Some people broke an ankle as a kid and had a limp the rest of their lives.
Krista had broken her heart too young, and was forever damaged.
The tree lighting and Christmas carol ceremony in downtown Bearfield wasn’t far from her apartment. All morning long the sound of bustling tourists and sidewalk Santas with their bells rose up to her windows. The weather was nice and even though she really did have a lot of work to do for the foundation, she headed out to the ceremony.
Anna had demanded, via text, to know what Krista was wearing and rejected the first three outfits until they settled on a pair of form-fitting black leggings, ankle boots, the ugly sweater that showed off her curves and a leather jacket. She looked tough and hot, she knew. And any guys that came on to her today could fuck right off.
She wasn’t going to the town Christmas party to meet a man. She was going because someone from every shifter family had to be there.
The old families in town still called the holiday “Yule” and they hid their pagan rituals amongst the cartoon reindeer and red-cheeked St.

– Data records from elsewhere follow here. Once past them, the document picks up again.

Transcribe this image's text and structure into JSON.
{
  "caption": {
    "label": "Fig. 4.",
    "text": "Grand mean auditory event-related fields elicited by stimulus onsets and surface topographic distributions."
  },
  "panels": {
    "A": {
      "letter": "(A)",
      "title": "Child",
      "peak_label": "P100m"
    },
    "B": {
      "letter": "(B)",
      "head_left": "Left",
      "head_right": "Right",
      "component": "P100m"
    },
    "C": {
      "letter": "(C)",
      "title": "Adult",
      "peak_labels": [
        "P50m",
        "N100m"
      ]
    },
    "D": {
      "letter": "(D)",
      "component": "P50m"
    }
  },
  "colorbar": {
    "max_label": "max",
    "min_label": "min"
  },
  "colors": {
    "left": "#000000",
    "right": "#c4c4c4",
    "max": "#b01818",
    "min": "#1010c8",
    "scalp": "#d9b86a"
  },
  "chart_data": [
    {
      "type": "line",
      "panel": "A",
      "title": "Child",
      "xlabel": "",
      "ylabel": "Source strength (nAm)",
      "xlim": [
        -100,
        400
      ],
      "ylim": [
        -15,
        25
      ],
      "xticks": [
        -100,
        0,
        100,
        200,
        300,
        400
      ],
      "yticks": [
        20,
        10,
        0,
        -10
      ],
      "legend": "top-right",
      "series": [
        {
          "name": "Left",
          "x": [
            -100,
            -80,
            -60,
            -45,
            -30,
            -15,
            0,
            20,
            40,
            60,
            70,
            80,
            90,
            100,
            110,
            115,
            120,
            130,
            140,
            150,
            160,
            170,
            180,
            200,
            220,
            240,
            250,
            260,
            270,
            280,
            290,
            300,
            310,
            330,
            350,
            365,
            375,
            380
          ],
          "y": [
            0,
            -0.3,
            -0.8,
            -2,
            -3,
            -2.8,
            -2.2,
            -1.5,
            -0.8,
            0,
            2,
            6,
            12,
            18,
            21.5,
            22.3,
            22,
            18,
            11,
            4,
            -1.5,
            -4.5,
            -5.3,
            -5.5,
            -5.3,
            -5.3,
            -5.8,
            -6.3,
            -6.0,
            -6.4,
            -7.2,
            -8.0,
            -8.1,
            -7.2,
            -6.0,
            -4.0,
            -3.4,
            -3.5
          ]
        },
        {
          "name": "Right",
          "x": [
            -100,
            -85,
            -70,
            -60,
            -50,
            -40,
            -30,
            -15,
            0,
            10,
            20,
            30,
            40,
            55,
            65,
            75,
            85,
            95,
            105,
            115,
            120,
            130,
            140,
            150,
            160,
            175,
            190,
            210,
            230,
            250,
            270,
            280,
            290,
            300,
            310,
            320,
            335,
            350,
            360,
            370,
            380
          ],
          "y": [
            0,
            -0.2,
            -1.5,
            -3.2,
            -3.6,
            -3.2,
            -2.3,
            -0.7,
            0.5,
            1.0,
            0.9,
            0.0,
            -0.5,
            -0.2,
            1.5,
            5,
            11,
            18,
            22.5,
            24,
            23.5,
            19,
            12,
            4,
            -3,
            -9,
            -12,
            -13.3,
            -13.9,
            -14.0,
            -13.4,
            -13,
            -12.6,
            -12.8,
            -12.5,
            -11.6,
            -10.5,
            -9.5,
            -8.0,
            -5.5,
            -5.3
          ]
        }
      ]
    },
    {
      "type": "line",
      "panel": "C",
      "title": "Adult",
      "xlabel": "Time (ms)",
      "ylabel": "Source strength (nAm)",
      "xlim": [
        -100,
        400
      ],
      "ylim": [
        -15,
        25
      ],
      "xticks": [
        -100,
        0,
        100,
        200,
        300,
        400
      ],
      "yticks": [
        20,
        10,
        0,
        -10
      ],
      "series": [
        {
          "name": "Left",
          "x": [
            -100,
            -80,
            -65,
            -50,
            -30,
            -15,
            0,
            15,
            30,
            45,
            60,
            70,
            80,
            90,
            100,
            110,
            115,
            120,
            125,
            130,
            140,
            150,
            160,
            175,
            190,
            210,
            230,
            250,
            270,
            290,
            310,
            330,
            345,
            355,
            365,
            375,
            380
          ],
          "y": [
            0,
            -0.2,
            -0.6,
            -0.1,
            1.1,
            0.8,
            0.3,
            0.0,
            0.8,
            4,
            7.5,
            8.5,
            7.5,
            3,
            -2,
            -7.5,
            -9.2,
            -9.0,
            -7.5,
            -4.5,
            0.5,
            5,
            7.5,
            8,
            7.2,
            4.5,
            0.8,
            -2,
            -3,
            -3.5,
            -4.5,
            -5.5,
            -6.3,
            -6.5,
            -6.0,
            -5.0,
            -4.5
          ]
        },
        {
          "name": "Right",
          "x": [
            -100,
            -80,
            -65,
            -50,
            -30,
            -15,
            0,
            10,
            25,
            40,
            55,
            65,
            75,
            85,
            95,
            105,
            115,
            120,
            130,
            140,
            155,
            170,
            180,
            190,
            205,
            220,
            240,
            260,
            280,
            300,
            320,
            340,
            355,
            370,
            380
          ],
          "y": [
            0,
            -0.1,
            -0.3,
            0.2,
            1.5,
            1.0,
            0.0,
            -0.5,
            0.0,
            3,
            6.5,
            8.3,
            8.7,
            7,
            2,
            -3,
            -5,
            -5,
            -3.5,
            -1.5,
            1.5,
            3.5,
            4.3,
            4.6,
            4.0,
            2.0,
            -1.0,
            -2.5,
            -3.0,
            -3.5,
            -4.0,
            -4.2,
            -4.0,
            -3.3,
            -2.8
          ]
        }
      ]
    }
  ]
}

Nicks. It wasn’t just a party here. Not in Bearfield. On the darkest day of the year it was a moment to rededicate yourself to the community, to your neighbors, and to the Great Bear that dwelt in the mountain.
Her dad had always likened it to a married couple renewing their vows. He’d always been romantic.
Her mom had compared it to renewing a lease. If they didn’t pledge themselves to the Spirit, someone else would. She’d always been pragmatic.